パスピエを支える“バンドマジックへの信頼”とは? キャリアを踏まえて最新作を読み解く

パスピエ流「ポップロック」の変遷と新曲「トキノワ」

 4月29日にリリースされるパスピエの新曲「トキノワ」はテンポの速いバンドサウンドを基調にした爽快感が印象的な楽曲で、フォーマットとしては必ずしも目新しいものでもない。ただ、ここまでのパスピエの活動を紐解くと、彼らがここまで行ってきた継続的なチャレンジに対する現時点での回答として「トキノワ」を位置づけることができるのではないだろうか。

 「印象派のクラシック音楽×ポップロック」というのが結成当初からのパスピエのコンセプトだが、彼らはここまで一貫して「ポップソングとして成立するバンドサウンド」を追求してきた。ライブ映えする迫力を担保しつつも、シングアロングだけでなく一人でも口ずさみたくなるような歌をいかに届けるか。こういった問いが彼らにとっての大きな論点になっているように思える。

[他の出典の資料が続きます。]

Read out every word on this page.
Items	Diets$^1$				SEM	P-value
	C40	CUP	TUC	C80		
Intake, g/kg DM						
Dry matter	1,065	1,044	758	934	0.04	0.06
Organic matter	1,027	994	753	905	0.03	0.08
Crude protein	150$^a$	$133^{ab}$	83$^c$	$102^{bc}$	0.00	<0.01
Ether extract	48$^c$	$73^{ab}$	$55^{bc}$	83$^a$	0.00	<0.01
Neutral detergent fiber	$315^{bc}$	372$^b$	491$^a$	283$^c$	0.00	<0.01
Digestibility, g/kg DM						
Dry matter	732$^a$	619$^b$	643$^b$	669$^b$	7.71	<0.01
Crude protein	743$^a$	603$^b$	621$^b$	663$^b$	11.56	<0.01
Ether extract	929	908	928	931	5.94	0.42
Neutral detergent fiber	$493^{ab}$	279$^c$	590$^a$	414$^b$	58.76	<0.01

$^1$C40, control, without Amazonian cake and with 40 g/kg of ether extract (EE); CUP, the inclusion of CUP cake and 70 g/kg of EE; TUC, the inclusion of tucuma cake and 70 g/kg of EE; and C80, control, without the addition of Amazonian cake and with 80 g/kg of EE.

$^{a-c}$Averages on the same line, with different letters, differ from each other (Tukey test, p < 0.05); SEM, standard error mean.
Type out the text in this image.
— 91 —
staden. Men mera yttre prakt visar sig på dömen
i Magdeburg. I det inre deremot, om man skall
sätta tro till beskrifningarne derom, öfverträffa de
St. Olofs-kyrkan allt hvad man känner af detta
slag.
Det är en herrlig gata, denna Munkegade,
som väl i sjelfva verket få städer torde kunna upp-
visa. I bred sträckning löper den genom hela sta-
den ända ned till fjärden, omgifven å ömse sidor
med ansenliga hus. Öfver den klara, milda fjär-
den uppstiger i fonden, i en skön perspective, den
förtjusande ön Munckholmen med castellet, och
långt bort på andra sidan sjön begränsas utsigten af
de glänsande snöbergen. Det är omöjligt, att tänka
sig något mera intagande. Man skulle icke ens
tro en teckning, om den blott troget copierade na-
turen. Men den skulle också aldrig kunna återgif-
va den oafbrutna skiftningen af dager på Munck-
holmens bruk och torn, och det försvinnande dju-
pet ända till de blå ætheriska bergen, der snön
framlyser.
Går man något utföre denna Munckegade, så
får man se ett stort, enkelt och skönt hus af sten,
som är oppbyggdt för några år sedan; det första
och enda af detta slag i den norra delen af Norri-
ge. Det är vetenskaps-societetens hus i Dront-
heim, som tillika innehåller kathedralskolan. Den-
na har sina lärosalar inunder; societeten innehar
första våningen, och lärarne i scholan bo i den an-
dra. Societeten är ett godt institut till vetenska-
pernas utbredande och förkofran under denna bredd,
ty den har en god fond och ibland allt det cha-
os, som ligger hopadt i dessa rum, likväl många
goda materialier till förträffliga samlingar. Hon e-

 2012年リリースの『ONOMIMONO』の収録曲で今でもライブのハイライトとなっている「最終電車」は、この問いに対して早々に提示された一つの完成形だった。センチメンタルで美しい情景が疾走感とともに届けられるこの楽曲の系譜として2013年にリリースされた「ON THE AIR」があるが、この曲も収録されたメジャーデビューアルバム『演出家出演』ではライブバンドとしての側面に重きが置かれたこともありこの路線のブラッシュアップは一旦ストップしている。

 『演出家出演』に続く昨年のアルバム『幕の内ISM』に収録されているのが「七色の少年」である。「最終電車」の持つ感傷的な雰囲気を残しつつもより開放感のある仕上がりとなったこの曲は、間口の広いポップミュージックが今まで以上に志向されている『幕の内ISM』の魅力を体現する一曲と言ってもよいだろう。

 『幕の内ISM』の後に発表された「贅沢ないいわけ」では、「七色の少年」で獲得した抜けの良さはそのままにサビのクラップなどステージでより効果を発揮する仕掛けが施されている。そして、新曲の「トキノワ」も、こういった進化の過程の中で生まれた1曲だ。サビで刻まれる16分音符のハイハットによって増幅されるダイナミズムはここまで挙げてきた楽曲と比較しても群を抜いており、メンバーの演奏シーンがこれまで以上にはっきりと映されているPVも含めて「バンドらしさ」をより重視していることがうかがえる。一方で、チャイム風のギターフレーズや鍵盤のグリッサンドといったキュートな小技からは、単に「速くて気持ちいい」では片づけられない遊び心が感じられる。

 『演出家出演』を通じてバンドが体得した「ライブ感」と、『幕の内ISM』以降のパスピエらしいカラフルで開かれたモード。この2つの強みが高次元で融合しつつあるのが、今のパスピエだと言える。そんな魅力がそのままパッケージされた「トキノワ」が、アニメのエンディングテーマという形で今までバンドの存在を知らなかった層にも届けられているというのはバンドとして非常に大きな意味を持つと思われる。